Will Smith Plays “Will Smith”…Again: You know the role – cocky, argumentative, underdog tough-guy cop – Be it MIB, ID4 or I, Robot, Will Smith plays the same old Will Smith. I, Robot was clearly green-lighted to bring in the teens to the seats over the summer – Will Smith is the guy to do this. Will Smith and massively cool FX = ROI. Unfortunately, it also engenders a far crappier story. Had we gotten an introspective no-name person in Smith’s role, we might have had a significantly higher degree of realism. But then again, realism would imply that things like the overblown US Robots Truck bashing scene wouldn’t have been included.
Sonny: If not for Sonny, I, Robot would be almost unwatchable. Sonny (voiced by Serenity star, Alex Tudyk) provides us an investigation into android humanity similar to Star Trek’s Data in his better moments. While some of it comes off as sappy, Sonny’s questioning of his right to exist, and more interestingly, his hopes that others consider him a being instead of an it provide the best moments of the movie. One can only wonder how much better I, Robot would have been if this aspect of the movie was highlighted vice the focus on Will Smith and the overblown FX scenes.

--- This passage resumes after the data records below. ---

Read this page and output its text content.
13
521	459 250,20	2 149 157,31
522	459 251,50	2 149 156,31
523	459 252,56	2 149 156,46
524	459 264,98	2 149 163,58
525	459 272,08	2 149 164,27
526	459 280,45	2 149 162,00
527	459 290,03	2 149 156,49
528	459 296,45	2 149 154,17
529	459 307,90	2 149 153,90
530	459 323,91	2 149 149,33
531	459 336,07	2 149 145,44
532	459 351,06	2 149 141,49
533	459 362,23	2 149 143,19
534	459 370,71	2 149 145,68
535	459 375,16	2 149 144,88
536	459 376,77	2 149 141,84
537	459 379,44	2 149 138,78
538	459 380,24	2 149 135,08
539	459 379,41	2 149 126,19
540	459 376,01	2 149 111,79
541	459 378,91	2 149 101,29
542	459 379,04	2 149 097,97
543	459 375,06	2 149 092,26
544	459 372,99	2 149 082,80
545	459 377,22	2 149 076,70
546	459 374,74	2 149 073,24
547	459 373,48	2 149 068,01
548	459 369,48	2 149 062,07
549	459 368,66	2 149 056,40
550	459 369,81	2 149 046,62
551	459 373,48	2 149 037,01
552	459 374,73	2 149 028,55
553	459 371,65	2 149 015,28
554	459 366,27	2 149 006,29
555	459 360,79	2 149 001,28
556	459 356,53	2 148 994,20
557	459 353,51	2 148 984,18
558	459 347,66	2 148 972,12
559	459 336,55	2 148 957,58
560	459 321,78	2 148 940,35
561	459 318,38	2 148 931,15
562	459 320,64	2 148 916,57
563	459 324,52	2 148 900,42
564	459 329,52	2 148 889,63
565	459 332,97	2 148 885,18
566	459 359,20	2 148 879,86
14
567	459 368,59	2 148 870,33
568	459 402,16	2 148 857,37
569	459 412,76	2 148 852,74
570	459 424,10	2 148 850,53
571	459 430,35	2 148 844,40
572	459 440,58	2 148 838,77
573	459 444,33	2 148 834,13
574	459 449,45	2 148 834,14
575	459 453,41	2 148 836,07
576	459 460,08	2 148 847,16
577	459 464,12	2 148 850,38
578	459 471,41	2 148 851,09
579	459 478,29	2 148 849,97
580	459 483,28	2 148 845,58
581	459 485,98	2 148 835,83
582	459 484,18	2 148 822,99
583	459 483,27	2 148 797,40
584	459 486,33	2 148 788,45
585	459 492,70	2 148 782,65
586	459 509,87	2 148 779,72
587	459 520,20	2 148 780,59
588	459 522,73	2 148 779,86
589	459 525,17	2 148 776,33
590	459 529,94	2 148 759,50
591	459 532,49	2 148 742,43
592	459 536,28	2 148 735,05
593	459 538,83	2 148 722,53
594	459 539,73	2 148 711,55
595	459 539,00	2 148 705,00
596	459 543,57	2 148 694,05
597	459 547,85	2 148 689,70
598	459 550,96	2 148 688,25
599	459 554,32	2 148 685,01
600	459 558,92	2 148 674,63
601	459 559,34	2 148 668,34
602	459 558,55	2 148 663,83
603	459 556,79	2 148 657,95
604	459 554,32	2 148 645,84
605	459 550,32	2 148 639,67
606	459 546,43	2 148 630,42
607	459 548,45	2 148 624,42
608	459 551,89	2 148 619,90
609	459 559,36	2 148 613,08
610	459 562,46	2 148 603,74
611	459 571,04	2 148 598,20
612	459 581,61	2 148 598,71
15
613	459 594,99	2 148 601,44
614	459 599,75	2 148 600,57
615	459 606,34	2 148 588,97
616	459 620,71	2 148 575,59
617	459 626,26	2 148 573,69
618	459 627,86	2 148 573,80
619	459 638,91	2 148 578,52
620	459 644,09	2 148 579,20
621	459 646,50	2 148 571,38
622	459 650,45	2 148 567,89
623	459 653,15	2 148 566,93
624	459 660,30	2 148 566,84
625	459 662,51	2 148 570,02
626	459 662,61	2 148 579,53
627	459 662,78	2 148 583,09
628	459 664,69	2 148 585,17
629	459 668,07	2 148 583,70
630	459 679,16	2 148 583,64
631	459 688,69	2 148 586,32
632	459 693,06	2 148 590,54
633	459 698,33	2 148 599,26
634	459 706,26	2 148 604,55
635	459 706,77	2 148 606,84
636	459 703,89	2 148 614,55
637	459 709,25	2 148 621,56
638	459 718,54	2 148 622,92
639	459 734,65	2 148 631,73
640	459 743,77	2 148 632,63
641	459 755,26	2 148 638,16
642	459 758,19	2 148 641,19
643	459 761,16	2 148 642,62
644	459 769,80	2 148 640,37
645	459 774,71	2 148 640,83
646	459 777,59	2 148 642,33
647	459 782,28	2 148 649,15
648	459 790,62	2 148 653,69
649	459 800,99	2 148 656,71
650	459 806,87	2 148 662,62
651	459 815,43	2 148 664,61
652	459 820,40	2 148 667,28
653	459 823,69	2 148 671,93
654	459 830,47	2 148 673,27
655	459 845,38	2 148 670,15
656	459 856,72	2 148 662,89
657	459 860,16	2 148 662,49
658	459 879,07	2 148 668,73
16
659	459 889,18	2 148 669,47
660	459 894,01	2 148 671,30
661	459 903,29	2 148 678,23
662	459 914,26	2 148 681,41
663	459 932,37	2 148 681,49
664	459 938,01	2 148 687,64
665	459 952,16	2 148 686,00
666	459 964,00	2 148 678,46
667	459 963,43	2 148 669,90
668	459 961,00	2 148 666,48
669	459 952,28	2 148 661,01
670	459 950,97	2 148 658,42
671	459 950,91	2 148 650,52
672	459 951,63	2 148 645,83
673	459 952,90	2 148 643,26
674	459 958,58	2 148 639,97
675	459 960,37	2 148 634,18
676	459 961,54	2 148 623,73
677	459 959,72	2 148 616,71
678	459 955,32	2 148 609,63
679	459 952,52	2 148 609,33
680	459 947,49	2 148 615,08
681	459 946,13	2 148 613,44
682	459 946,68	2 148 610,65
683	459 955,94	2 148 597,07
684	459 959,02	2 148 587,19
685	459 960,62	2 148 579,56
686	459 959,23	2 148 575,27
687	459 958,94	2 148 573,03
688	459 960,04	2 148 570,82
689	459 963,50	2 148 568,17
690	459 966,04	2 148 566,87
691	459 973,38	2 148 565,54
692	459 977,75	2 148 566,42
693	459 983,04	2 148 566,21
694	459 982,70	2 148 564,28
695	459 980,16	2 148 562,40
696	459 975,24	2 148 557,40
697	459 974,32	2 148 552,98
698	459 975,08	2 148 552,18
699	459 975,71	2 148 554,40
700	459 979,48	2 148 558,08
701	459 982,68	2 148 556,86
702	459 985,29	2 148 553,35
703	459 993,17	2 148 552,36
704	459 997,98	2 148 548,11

Evolution of The Three Laws: I, Robot touches on some interesting questions concerning the three laws. If, taken to their logical extreme, do the laws imply, similar to Colossus: The Forbin Project, that machines should consider removing our freewill in order to protect us? Also, given a set of operating conditions that include the ability to learn from the environment, are we truly sure that machines would not eventually develop sentience and freewill? This is especially problematic when science has yet to deliver a definitive statement on how this comes about.
The FX: Yes, I, Robot delivers awesome android FX – continually so, in fact. The mandatory overblown chase scenes, massive explosions and lots of gun fighting are all there, but so are the robots. And the robots are simply amazing. Their facial expressions are lifelike, their exoskeleton muscles look believable, and their demeanor seems perfect. However, their cartoon-like ability to jump as high and far as they like is well past over-the-top. Worse, not all of the NS5s are equal, as near the end they transform into bumbling fools, where an army of them seems unable to stop two humans in possession of guns that never run out of ammo.
The Bottom Line: One wonders how great I, Robot could have become had the studios given Dark City director Proyas more of a free hand in its development. Instead, I, Robot is a summer blockbuster first, and an interesting cyberpunk movie second. Still, Sonny and the robot FX raises I, Robot to be more interesting and enjoyable than it has rights to be. The performances of the leads are pretty much all lackluster – make no mistake – Sonny is the star here, and dominates the screen during every appearance he makes. Normally I give overblown summer blockbusters with great FX five or six stars – Sonny, and the wonderful ending visual makes I, Robot deserve a bonus star.